Address
- 7622 US Highway 69 NorthESC Region 7 Pollok, Texas United States
- Coordinates: 31°25′45″N 94°48′52″W﻿ / ﻿31.4293°N 94.8144°W

District information
- Type: Public Independent school district
- Motto: Pride ... Passion ... Purpose
- Grades: EE through 12
- Superintendent: Justin Risner
- Schools: 4
- NCES District ID: 4813500

Students and staff
- Students: 1,525 (2023–2024)
- Teachers: 114.95 (on an FTE basis) (2023–2024)
- Staff: 156.46 (on an FTE basis) (2023–2024)
- Student–teacher ratio: 13.27 (2023–2024)
- Athletic conference: UIL Class AAA (non-football participant)
- District mascot: Bulldog

Other information
- Website: www.centralisd.com

= Central Independent School District =

School district in Texas, United States

Central Independent School District is a public school district based in the community of Pollok, Texas (USA). In addition to Central, a small portion goes into the city of Lufkin.
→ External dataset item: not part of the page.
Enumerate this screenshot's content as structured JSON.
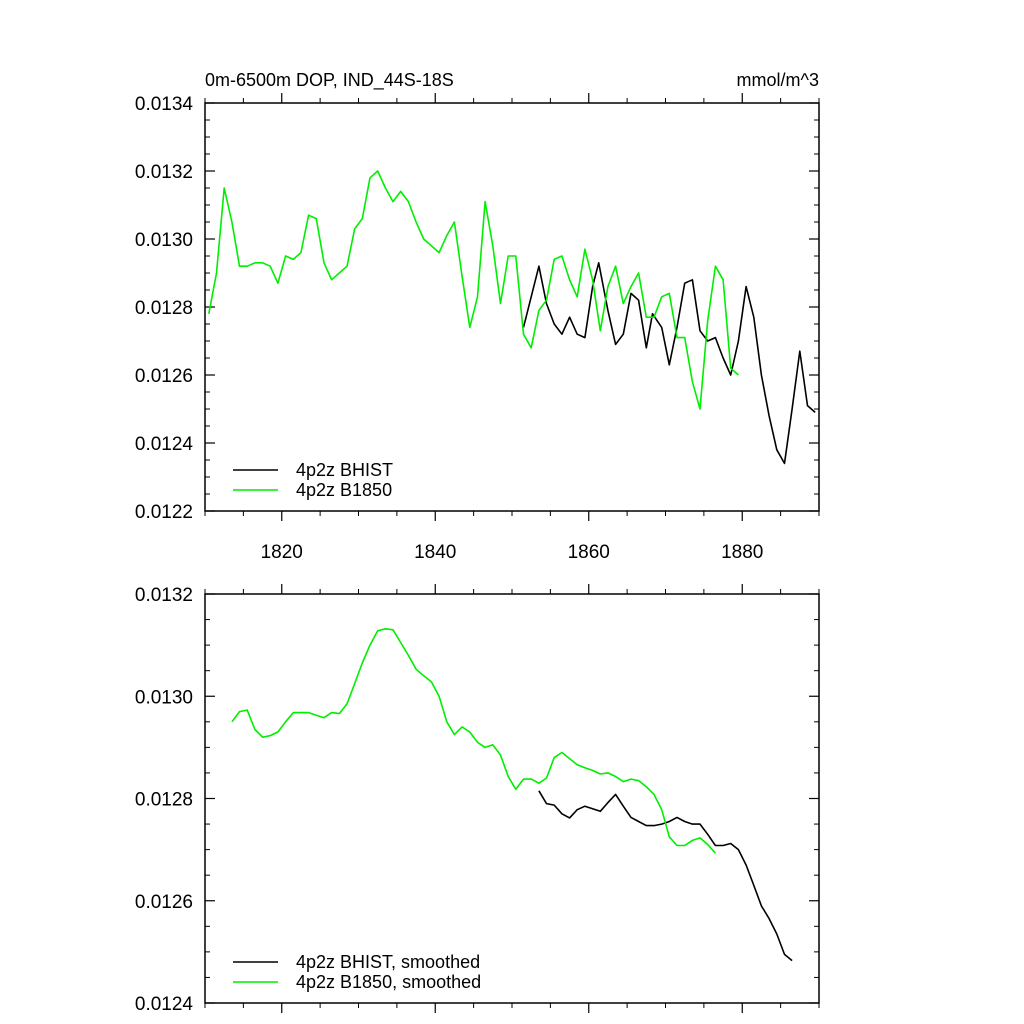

In 2009, the school district was rated "academically acceptable" by the Texas Education Agency.

==History==
Central Independent School District traces its origin to 1929 via the consolidation of five small schools that were located in the Pollok-Central area: Union, Durant, Pollok, Clawson and Allentown under the name Central Consolidated Common School District. By the 1939-1940 school year, the Cordaway Springs and Simpson schools had also merged with Central Consolidated. In 1955, Central converted from a Common School District to an Independent School District.

==Schools==
Central ISD has three campuses - Central High (Grades 9-12), Central Junior High (Grades 5-8), and Central Elementary (Grades EE-4). Two campuses, along with the administration building, are located at one campus on U.S. Highway 69N approximately seven miles north of Lufkin, Texas.
The third campus, a new elementary building, is located just 1/2 mile north on HWY 69.